A memory leak in the few custom components I use is not very probable as they worked perfectly file until the upgrade to 2022.4. And in the thread cited above it is mentioned that the higher memory usage is intentional but should level off. But doesn’t it doesn’t in my case.
I there any way to monitor what is in this cache? Knowing this might be an easier way to hunt down the reason for high memory usage.
Right I am remembering this thread now. Bdraco mentioned the cache changes at the beginning because a change in the memory use profile was expected. But steadily increasing memory until a crash is not related to that, it’s a memory leak.
In the issue that spawned from that thread the source of the memory leak was tracked to the stream component. It was unrelated to the new cache. Later a second issue was opened which it appears was not resolved yet. Perhaps you are facing the same.
Balloob detailed out how to get these kinds of issues resolved here. You should follow his instructions and collect a pyspy dump and then include that either in the second issue (if you think its related) or a new issue.

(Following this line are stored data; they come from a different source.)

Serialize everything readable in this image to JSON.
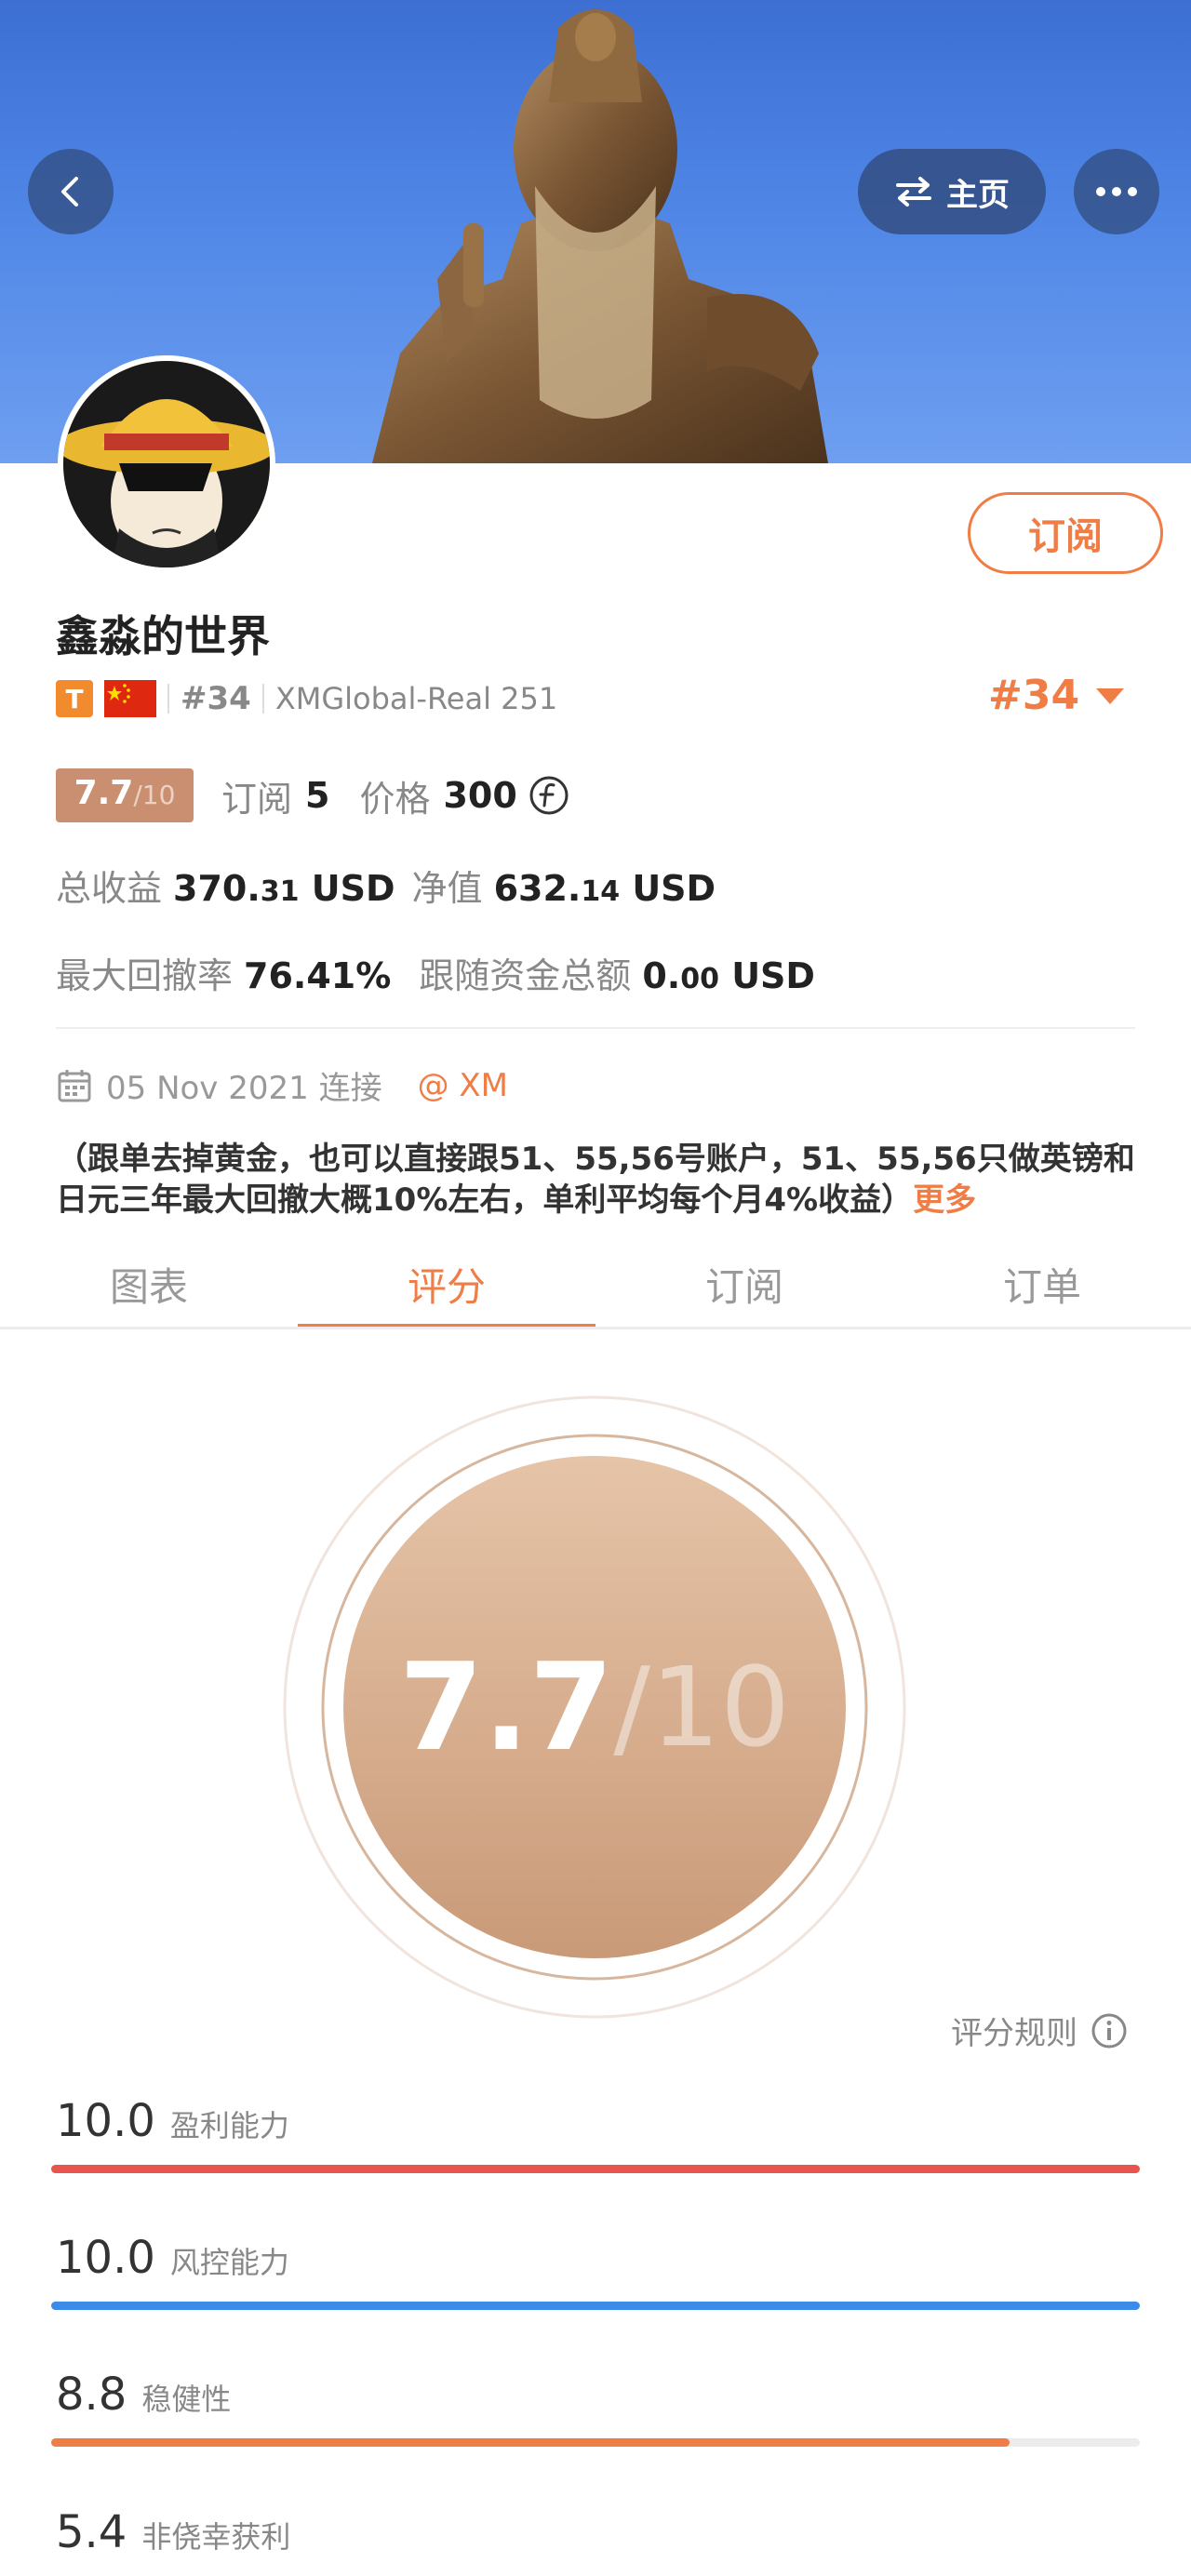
{
  "header": {
    "home_label": "主页",
    "colors": {
      "sky_top": "#3d6fd3",
      "button_bg": "#324e82",
      "accent": "#f07d45"
    }
  },
  "profile": {
    "name": "鑫淼的世界",
    "subscribe_label": "订阅",
    "tier_badge": "T",
    "rank_small": "#34",
    "broker": "XMGlobal-Real 251",
    "rank_right": "#34"
  },
  "stats": {
    "score_main": "7.7",
    "score_den": "/10",
    "subscribe_label": "订阅",
    "subscribe_count": "5",
    "price_label": "价格",
    "price_value": "300",
    "total_profit_label": "总收益",
    "total_profit_int": "370.",
    "total_profit_frac": "31",
    "total_profit_unit": "USD",
    "net_value_label": "净值",
    "net_value_int": "632.",
    "net_value_frac": "14",
    "net_value_unit": "USD",
    "max_drawdown_label": "最大回撤率",
    "max_drawdown_value": "76.41%",
    "follow_funds_label": "跟随资金总额",
    "follow_funds_int": "0.",
    "follow_funds_frac": "00",
    "follow_funds_unit": "USD"
  },
  "connection": {
    "date_text": "05 Nov 2021 连接",
    "broker_tag": "@ XM"
  },
  "description": {
    "text": "（跟单去掉黄金，也可以直接跟51、55,56号账户，51、55,56只做英镑和日元三年最大回撤大概10%左右，单利平均每个月4%收益）",
    "more_label": "更多"
  },
  "tabs": [
    {
      "label": "图表"
    },
    {
      "label": "评分"
    },
    {
      "label": "订阅"
    },
    {
      "label": "订单"
    }
  ],
  "score_panel": {
    "score_main": "7.7",
    "score_den": "/10",
    "rules_label": "评分规则"
  },
  "metrics": [
    {
      "value": "10.0",
      "label": "盈利能力",
      "fraction": 1.0,
      "color": "#e8544e"
    },
    {
      "value": "10.0",
      "label": "风控能力",
      "fraction": 1.0,
      "color": "#3d8be8"
    },
    {
      "value": "8.8",
      "label": "稳健性",
      "fraction": 0.88,
      "color": "#f07d45"
    },
    {
      "value": "5.4",
      "label": "非侥幸获利",
      "fraction": 0.54,
      "color": "#f5b042"
    }
  ]
}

There is no way to disable the cache but just an fyi you aren’t currently presenting any evidence that the cache is in any way involved. It wasn’t in the issue you linked and it probably isn’t here. ~1000 commits went into 2022.4, any one of which could’ve accidently introduced something that caused a memory leak. More if you also add the commits to the custom components you use. The only way to track down a memory leak is with a memory profile. Or disable things until you find the source but that still leaves a lot of space to investigate for someone and isn’t an exact science.
Many thanks for your suggestions.
I just found out, it has a completely different reason. A usb-to-serial adapter (controlling a power distribution unit, PDU) directly plugged into the system running hass.io had died. It must have stopped working within hours from the 2022.4 update. I realized it, when I tried to cycle one outlet of this PDU.

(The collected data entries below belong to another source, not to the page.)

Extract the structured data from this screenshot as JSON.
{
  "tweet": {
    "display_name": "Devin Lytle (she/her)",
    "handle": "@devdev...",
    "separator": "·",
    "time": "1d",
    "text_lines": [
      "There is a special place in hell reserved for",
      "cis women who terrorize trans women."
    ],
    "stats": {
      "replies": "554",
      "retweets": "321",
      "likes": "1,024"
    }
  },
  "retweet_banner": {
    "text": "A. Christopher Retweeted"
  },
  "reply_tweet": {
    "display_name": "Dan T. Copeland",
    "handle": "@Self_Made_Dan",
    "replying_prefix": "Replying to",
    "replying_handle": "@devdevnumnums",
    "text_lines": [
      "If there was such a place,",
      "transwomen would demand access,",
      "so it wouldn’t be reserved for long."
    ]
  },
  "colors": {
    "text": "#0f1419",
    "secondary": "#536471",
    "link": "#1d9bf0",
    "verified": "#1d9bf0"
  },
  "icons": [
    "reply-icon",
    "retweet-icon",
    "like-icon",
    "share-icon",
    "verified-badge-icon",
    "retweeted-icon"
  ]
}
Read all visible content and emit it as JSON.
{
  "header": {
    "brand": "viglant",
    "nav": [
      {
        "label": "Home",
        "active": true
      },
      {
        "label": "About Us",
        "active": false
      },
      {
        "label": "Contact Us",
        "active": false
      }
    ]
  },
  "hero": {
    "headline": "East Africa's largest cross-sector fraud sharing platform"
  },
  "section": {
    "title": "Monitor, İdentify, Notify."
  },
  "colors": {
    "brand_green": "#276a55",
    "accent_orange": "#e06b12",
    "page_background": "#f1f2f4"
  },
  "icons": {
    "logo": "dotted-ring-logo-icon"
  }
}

The dead adapter caused the command_state command line to stall (echo ... > /dev/ttyUSB0 && od ... < /dev/ttyUSB0), creating thousands of processes, over time. Those were not visible in the Home Assistant command line, just in the hypervisor command line. Replacing the adapter and a reboot solved the problem.
What still bothers me: As far as I understand the documentation of command-line switch, the default timeout of each command is 15 sec. Apparently, in my case the command did not time out.
Is it because I address hardware directly (/dev/ttyUSB0)?
So HA just runs the command with subprocess.check_output. According to that when the timeout expires it kills the child process and returns an exception.
That being said, some searching turned up this so it may not be so cut and dry. If you’re comfortable in python you could probably test this yourself by opening a process and waiting for it with a timeout in the same way, see if it’s killed. In which case HA could possibly take the approach suggested there for running commands. Although to be honest it seems like a bug in the subprocess module to me.